Correct Answer: A — It doubles
Q. A cylindrical Gaussian surface encloses a long straight wire carrying a current. What is the electric field at a distance r from the wire?
A.0
B.I/(2πε₀r)
C.λ/(2πε₀r)
D.σ/(2ε₀)
Solution
Gauss's law applies to electric fields, not magnetic fields. The electric field around a current-carrying wire is not defined by Gauss's law.
Correct Answer: A — 0
Q. A cylindrical Gaussian surface encloses a long straight wire carrying a current. What is the electric field at a point outside the cylinder?
A.Zero
B.Directly proportional to the distance from the wire
C.Inversely proportional to the distance from the wire
D.Constant
Solution
The electric field outside the cylindrical surface is directly proportional to the distance from the wire.

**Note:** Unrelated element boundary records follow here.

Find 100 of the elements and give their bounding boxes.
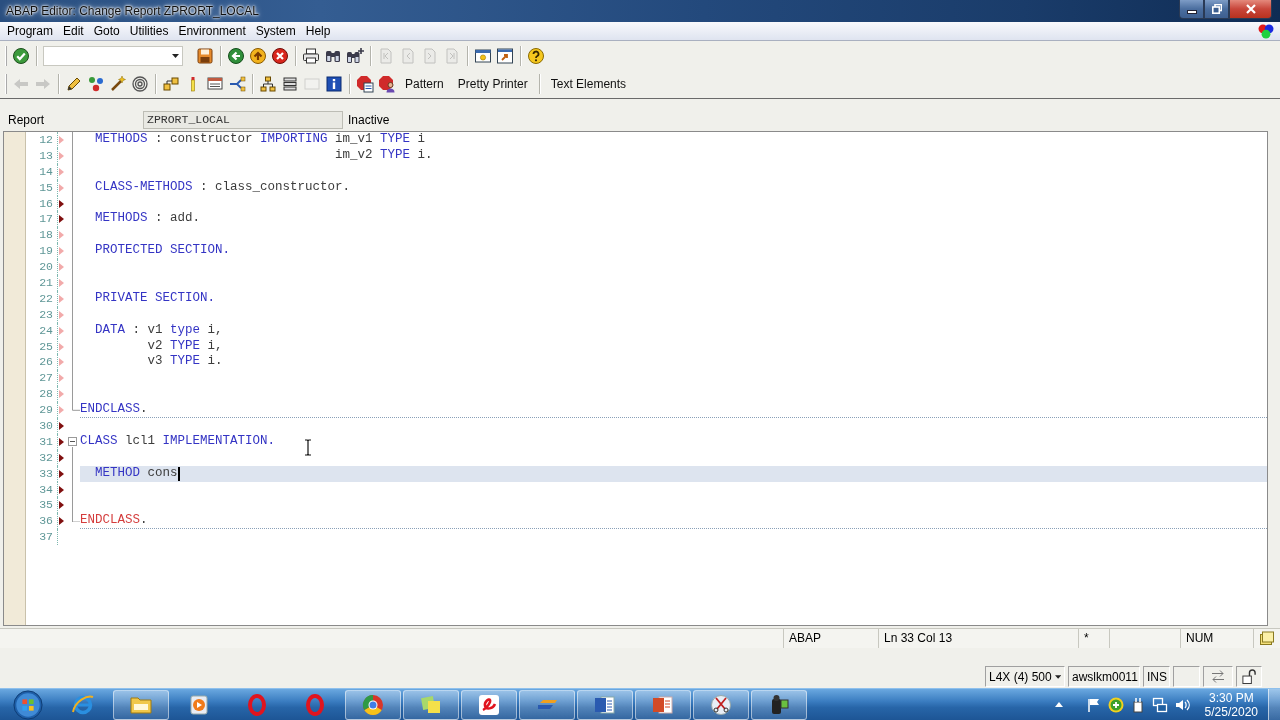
language-status: ABAP <box>783 629 878 648</box>
flag-icon[interactable] <box>1085 696 1102 713</box>
close-icon <box>1245 4 1256 14</box>
list-window-icon[interactable] <box>206 75 224 93</box>
code-line: ENDCLASS. <box>80 512 148 529</box>
binoculars-plus-icon[interactable] <box>346 46 364 65</box>
menu-item[interactable]: Edit <box>58 22 89 40</box>
clock-date: 5/25/2020 <box>1204 704 1258 719</box>
system-dropdown[interactable]: L4X (4) 500 <box>985 666 1065 687</box>
hierarchy-icon[interactable] <box>259 75 277 93</box>
menu-item[interactable]: Goto <box>88 22 125 40</box>
code-line: PROTECTED SECTION. <box>95 243 231 260</box>
menu-item[interactable]: Program <box>2 22 58 40</box>
line-number: 12 <box>38 132 54 148</box>
empty-status-field <box>1173 666 1200 687</box>
scissors-icon[interactable] <box>709 692 733 717</box>
printer-icon[interactable] <box>302 46 320 65</box>
double-arrow-icon[interactable] <box>1210 669 1226 684</box>
line-number: 19 <box>38 243 54 260</box>
program-name-field[interactable]: ZPRORT_LOCAL <box>143 110 343 129</box>
command-field[interactable] <box>43 45 183 66</box>
caret-icon <box>172 53 179 58</box>
text-caret <box>177 466 180 481</box>
taskbar-button[interactable] <box>461 689 517 720</box>
line-number: 30 <box>38 418 54 434</box>
line-number: 33 <box>38 465 54 482</box>
code-line: PRIVATE SECTION. <box>95 290 216 307</box>
restore-icon <box>1211 4 1222 14</box>
window-title: ABAP Editor: Change Report ZPRORT_LOCAL <box>6 4 259 18</box>
stop-sign-person-icon[interactable] <box>378 75 396 93</box>
padlock-icon[interactable] <box>1241 669 1257 684</box>
plus-circle-icon[interactable] <box>1107 696 1124 713</box>
info-icon[interactable] <box>325 75 343 93</box>
pencil-icon[interactable] <box>65 75 83 93</box>
menu-item[interactable]: System <box>250 22 301 40</box>
check-icon[interactable] <box>12 46 30 65</box>
shortcut-icon[interactable] <box>496 46 514 65</box>
code-line: v2 TYPE i, <box>147 338 223 355</box>
branch-arrows-icon[interactable] <box>228 75 246 93</box>
colored-dots-icon[interactable] <box>87 75 105 93</box>
taskbar-button[interactable] <box>693 689 749 720</box>
menu-item[interactable]: Help <box>300 22 336 40</box>
linked-boxes-icon[interactable] <box>162 75 180 93</box>
monitors-icon[interactable] <box>1151 696 1168 713</box>
toolbar-button[interactable]: Pattern <box>398 73 451 95</box>
line-number: 18 <box>38 227 54 244</box>
up-arrow-circle-icon[interactable] <box>249 46 267 65</box>
line-number: 24 <box>38 322 54 339</box>
ring-icon[interactable] <box>303 692 327 717</box>
line-number: 29 <box>38 402 54 419</box>
toolbar-button[interactable]: Text Elements <box>543 73 634 95</box>
ring-icon[interactable] <box>245 692 269 717</box>
code-line: METHODS : add. <box>95 211 201 228</box>
code-line: CLASS lcl1 IMPLEMENTATION. <box>80 433 276 450</box>
line-number: 23 <box>38 306 54 323</box>
line-number: 16 <box>38 195 54 212</box>
show-desktop-button[interactable] <box>1268 689 1280 720</box>
clock-time: 3:30 PM <box>1208 690 1254 705</box>
line-number: 35 <box>38 497 54 514</box>
insert-mode-field: INS <box>1143 666 1170 687</box>
num-lock-status: NUM <box>1180 629 1253 648</box>
code-line: ENDCLASS. <box>80 401 148 418</box>
line-number: 14 <box>38 163 54 180</box>
line-number: 27 <box>38 370 54 387</box>
minimize-button[interactable] <box>1179 0 1204 19</box>
line-number: 25 <box>38 338 54 355</box>
field-label: Report <box>8 112 46 127</box>
stop-sign-document-icon[interactable] <box>356 75 374 93</box>
start-orb-icon[interactable] <box>12 689 43 720</box>
taskbar-button[interactable] <box>577 689 633 720</box>
line-number: 34 <box>38 481 54 498</box>
tricolor-ball-icon[interactable] <box>361 692 385 717</box>
collapse-icon[interactable] <box>68 437 77 447</box>
taskbar-button[interactable] <box>751 689 807 720</box>
line-number: 31 <box>38 433 54 450</box>
help-icon[interactable] <box>527 46 545 65</box>
notes-icon[interactable] <box>1259 631 1275 646</box>
restore-button[interactable] <box>1204 0 1229 19</box>
new-window-icon[interactable] <box>474 46 492 65</box>
toolbar-button[interactable]: Pretty Printer <box>450 73 535 95</box>
caret-icon <box>1054 674 1061 679</box>
cancel-icon[interactable] <box>271 46 289 65</box>
line-number: 17 <box>38 211 54 228</box>
menu-item[interactable]: Utilities <box>124 22 174 40</box>
magic-wand-icon[interactable] <box>109 75 127 93</box>
line-number: 26 <box>38 354 54 371</box>
close-button[interactable] <box>1229 0 1272 19</box>
taskbar-button[interactable] <box>113 689 169 720</box>
i-beam-cursor-icon <box>304 439 312 456</box>
back-icon[interactable] <box>227 46 245 65</box>
swirl-icon[interactable] <box>477 692 501 717</box>
line-number: 20 <box>38 259 54 275</box>
taskbar-button[interactable] <box>635 689 691 720</box>
code-line: METHODS : constructor IMPORTING im_v1 TYPE i <box>95 132 426 148</box>
concentric-circles-icon[interactable] <box>131 75 149 93</box>
play-button-icon[interactable] <box>187 692 211 717</box>
menu-item[interactable]: Environment <box>173 22 251 40</box>
overlapping-circles-icon <box>1258 23 1274 39</box>
line-number: 32 <box>38 449 54 466</box>
stacked-bars-icon[interactable] <box>281 75 299 93</box>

Correct Answer: B — Directly proportional to the distance from the wire
Q. A cylindrical Gaussian surface of length L and radius R encloses a charge Q. What is the electric field E at a distance R from the axis of the cylinder?
A.Q/(2πε₀R)
B.Q/(4πε₀R²)
C.Q/(ε₀L)
D.0
Solution
Using Gauss's law, the electric field E at a distance R from the axis of a long charged cylinder is E = Q/(2πε₀L) for points outside the cylinder.
Correct Answer: A — Q/(2πε₀R)
Q. A dipole consists of two charges +q and -q separated by a distance d. What is the expression for the dipole moment?
A.qd
B.q/d
C.q^2d
D.q/d^2
Solution
The dipole moment p is defined as p = q * d.
Correct Answer: A — qd
Q. A dipole consists of two equal and opposite charges separated by a distance of 0.1m. What is the dipole moment if each charge is 1μC?
A.1 × 10^-7 C m
B.1 × 10^-6 C m
C.1 × 10^-5 C m
D.1 × 10^-4 C m
Solution
Dipole moment p = q * d = (1 × 10^-6 C) * (0.1 m) = 1 × 10^-7 C m.